As one of the segment's most-established players, ADT is taking on fresh competition from players like AT&T and Comcast. "Broadband was a growth engine [for cable and telecom companies] for a long time, but that has now plateaued," said Tom Kerber, director of research, home-controls for Parks & Associates. They're "looking for the next big thing to drive growth."
Only 2% to 3% of U.S. households have at least some smart-home control, he said, but that figure is higher among the 25% of broadband households that already have a home-security system. Parks estimates that 18% of those homes will have at least one smart-home component by the end of the year.
AT&T's Digital Life, which allows consumers to use a smartphone to remotely adjust the temperature, turn off lights, lock doors and peek in via a camera, started 2013 with just 15 markets but will end the year with more than 59. The company spent more than $18.7 million in measured media on the brand through September of this year, according to Kantar Media.

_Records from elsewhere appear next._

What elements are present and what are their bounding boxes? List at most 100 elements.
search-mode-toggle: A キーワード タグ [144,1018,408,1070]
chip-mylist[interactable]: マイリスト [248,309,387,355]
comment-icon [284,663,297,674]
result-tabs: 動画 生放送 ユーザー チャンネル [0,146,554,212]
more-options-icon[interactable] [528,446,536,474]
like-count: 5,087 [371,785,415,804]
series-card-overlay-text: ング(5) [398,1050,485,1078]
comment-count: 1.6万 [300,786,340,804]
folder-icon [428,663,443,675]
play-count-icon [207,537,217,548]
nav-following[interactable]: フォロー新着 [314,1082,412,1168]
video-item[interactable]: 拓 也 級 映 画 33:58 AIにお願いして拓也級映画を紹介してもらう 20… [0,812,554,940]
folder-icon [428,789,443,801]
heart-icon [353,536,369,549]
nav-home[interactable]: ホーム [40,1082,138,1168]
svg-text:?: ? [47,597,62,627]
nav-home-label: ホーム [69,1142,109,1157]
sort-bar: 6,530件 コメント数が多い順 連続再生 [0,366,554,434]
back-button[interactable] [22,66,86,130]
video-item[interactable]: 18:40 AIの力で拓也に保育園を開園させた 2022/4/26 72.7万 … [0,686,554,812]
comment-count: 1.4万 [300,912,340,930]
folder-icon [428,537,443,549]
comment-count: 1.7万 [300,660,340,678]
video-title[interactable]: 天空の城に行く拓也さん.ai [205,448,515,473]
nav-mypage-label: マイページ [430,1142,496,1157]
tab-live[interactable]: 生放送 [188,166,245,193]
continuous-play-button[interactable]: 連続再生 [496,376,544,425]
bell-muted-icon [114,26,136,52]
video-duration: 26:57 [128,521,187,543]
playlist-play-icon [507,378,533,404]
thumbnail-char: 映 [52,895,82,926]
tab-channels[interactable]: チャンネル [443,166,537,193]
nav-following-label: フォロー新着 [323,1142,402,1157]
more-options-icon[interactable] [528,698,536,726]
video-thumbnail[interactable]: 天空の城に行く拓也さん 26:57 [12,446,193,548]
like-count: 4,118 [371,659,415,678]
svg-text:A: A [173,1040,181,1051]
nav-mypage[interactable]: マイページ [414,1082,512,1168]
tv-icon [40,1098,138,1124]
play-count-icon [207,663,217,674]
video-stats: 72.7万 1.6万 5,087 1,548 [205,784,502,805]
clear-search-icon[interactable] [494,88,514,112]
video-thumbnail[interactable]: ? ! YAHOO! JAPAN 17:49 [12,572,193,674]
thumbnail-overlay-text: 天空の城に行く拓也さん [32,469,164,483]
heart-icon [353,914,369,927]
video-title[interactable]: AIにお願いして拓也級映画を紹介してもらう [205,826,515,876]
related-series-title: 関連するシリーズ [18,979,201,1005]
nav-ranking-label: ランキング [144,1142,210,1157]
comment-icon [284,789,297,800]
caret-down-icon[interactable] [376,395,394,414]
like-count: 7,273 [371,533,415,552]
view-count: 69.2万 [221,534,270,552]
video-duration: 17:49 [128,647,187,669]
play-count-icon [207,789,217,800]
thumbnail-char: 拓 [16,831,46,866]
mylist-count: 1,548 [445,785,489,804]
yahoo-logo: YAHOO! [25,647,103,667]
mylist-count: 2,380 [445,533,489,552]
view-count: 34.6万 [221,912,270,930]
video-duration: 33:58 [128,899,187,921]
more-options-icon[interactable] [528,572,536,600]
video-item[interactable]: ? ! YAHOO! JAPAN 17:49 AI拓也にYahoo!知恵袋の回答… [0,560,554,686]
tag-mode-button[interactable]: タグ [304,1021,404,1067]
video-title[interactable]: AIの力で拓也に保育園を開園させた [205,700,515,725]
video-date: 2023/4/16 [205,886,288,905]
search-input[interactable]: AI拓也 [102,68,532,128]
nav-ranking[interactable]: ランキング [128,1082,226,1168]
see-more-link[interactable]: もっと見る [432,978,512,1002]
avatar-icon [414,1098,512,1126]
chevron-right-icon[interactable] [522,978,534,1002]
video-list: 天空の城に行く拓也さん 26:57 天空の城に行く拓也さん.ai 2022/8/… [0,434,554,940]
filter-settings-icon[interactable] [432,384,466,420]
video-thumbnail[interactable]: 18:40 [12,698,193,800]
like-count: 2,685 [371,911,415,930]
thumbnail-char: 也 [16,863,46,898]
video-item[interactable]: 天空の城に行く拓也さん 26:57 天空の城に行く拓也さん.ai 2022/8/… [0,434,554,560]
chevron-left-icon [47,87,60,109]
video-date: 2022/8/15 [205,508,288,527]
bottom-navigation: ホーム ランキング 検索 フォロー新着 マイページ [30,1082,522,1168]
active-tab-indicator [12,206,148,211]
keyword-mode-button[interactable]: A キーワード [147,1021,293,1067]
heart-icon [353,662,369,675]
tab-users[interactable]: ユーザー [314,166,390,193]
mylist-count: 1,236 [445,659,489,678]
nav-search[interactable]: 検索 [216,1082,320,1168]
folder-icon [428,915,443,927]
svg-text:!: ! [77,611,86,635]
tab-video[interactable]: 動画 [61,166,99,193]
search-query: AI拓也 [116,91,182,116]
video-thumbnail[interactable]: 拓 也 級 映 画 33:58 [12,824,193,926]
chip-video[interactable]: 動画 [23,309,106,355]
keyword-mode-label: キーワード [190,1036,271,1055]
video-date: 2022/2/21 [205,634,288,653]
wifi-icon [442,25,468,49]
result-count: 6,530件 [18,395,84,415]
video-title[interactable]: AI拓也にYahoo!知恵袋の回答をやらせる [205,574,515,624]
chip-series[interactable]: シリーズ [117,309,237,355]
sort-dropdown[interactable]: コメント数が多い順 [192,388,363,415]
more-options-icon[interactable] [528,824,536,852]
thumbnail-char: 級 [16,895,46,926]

BBDO, New York, is the agency.
Xfinity Home went national in July 2012, backed by TV spots from Digitas that include one with a family checking in on their dog while away. Home initially served as a value-add for Xfinity customers, according to Bill Horrocks, VP-product management and new business for Comcast Cable, but national ads have broadened its appeal. Today, more than 53% of the customers who sign up for Home also sign up for two to three additional services such as voice, high-speed internet and cable TV.
Xfinity has spent $14 million this year, compared with $4.3 million in 2011, according to Kantar Media.
Pulse, introduced by ADT in 2010, offers burglary, fire alarm, medical-emergency notification, pet sensors and more. ADT claims a 25% market share in the home-security space.
Pulse's ad spending is not broken out separately, but the company has spent $37 million this year in measured media, compared with $56.8 million last year. Its agencies include Arnold, MediaCom and SapientNitro.